The Biggest Prison on Earth

The Biggest Prison on Earth

Contemporary Muslim World

The Biggest Prison on Earth
A History of the Occupied Territories

Author(s): Ilan Pappé

Reviewed by: Chowdhury Mueen Uddin

 

Review

Reviewed by: Chowdhury Mueen Uddin – London UK

Published by: London: One World Publications, 2017, 304pp. ISBN: 978-1851685875.

The dedication of the book reads, “To the Palestinian children, killed, wounded and traumatized by living in the biggest prison on earth.” The rest of the book depicts the plight of the Palestinian children sentenced to such unimaginable life of persecution by the apartheid terror-state of Israel and its Western partnersin- crime.
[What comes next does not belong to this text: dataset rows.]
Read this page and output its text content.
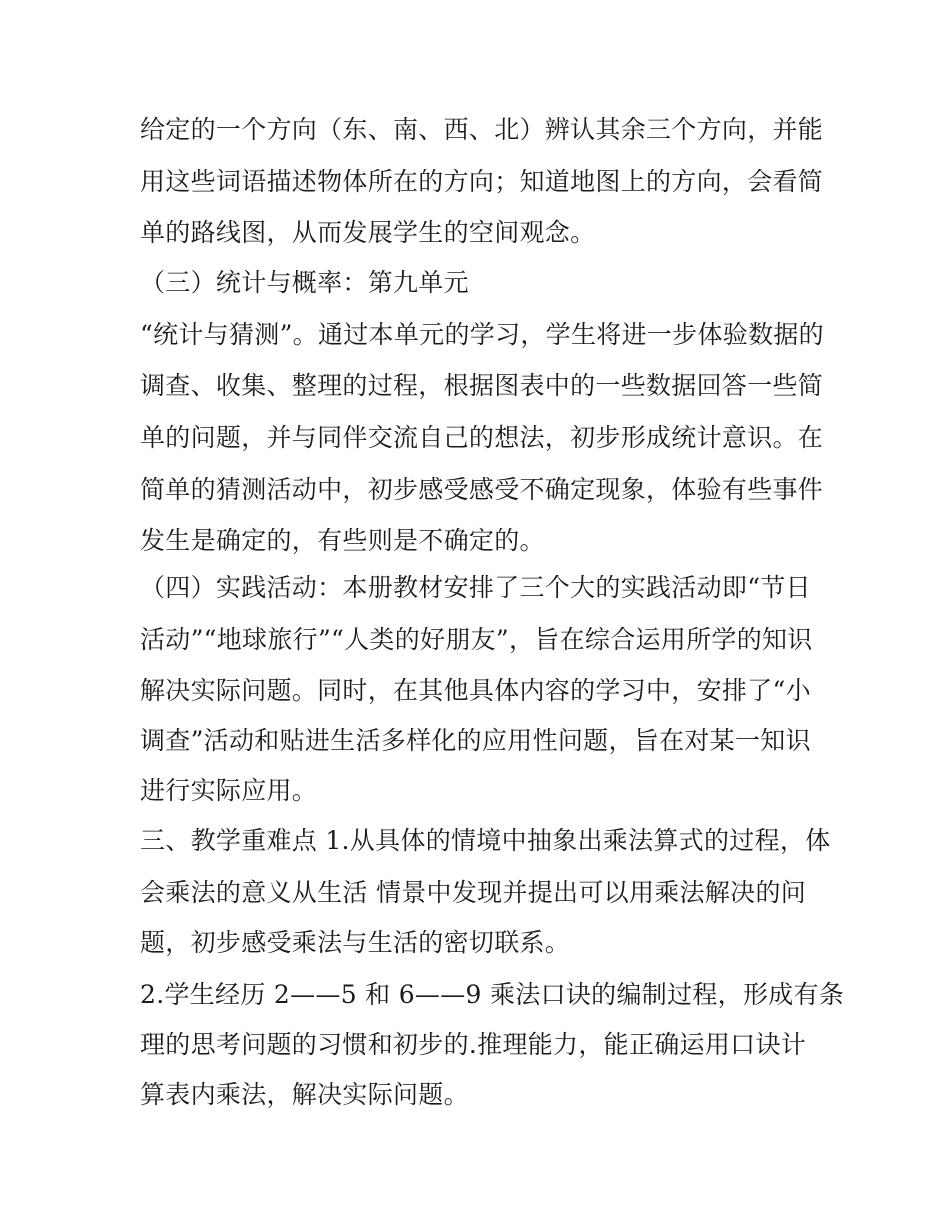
给定的一个方向（东、南、西、北）辨认其余三个方向，并能
用这些词语描述物体所在的方向；知道地图上的方向，会看简
单的路线图，从而发展学生的空间观念。
（三）统计与概率：第九单元
“统计与猜测”。通过本单元的学习，学生将进一步体验数据的
调查、收集、整理的过程，根据图表中的一些数据回答一些简
单的问题，并与同伴交流自己的想法，初步形成统计意识。在
简单的猜测活动中，初步感受感受不确定现象，体验有些事件
发生是确定的，有些则是不确定的。
（四）实践活动：本册教材安排了三个大的实践活动即“节日
活动”“地球旅行”“人类的好朋友”，旨在综合运用所学的知识
解决实际问题。同时，在其他具体内容的学习中，安排了“小
调查”活动和贴进生活多样化的应用性问题，旨在对某一知识
进行实际应用。
三、教学重难点 1.从具体的情境中抽象出乘法算式的过程，体
会乘法的意义从生活 情景中发现并提出可以用乘法解决的问
题，初步感受乘法与生活的密切联系。
2.学生经历 2——5 和 6——9 乘法口诀的编制过程，形成有条
理的思考问题的习惯和初步的.推理能力，能正确运用口诀计
算表内乘法，解决实际问题。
Although published five years ago, the book strikes a more powerful cord now that the massacres committed by the Israelis is close to thirty thousand children (perhaps more by the time this review is published) for no fault of their own.

Ilan Pappé, a noted Jewish critic of Israel, is described by prominent journalist John Pilger as, “Israel’s bravest, most principled, most incisive historian”. In this book, Pappé is continuing with this heart-breaking story, where he left off in his earlier book, The Ethnic Cleansing of Palestine. The current book begins at ‘‘the university on the Hill’’ (the Hebrew University) on the Givat Ram or the Hill of Ram, where academics and bureaucrats from as early as 1963, long before the actual occupation of Palestinian territories in 1967, “worked out the fine detail of the system… upheld it for all those years and… perfected its operation.” He writes, “as the wardens of this largest prison on earth, they are constant abusers, dehumanizers and destroyers of the Palestinian rights and lives.” The author uses ‘occupation’ rather uneasily, because the term ‘occupation’ is a temporary means of securing a territory following armed conflict or war but in this case ‘temporality’ is not part of the story, unlike all other known occupation, here it is a “totality of control exercised by the occupier,” a kind of occupation exercised only on a group of people “designated for elimination or genocide.” This is what Patrick Wolfe brilliantly describe as “the logic of elimination of the native” because “settler colonialism is a structure not an event.”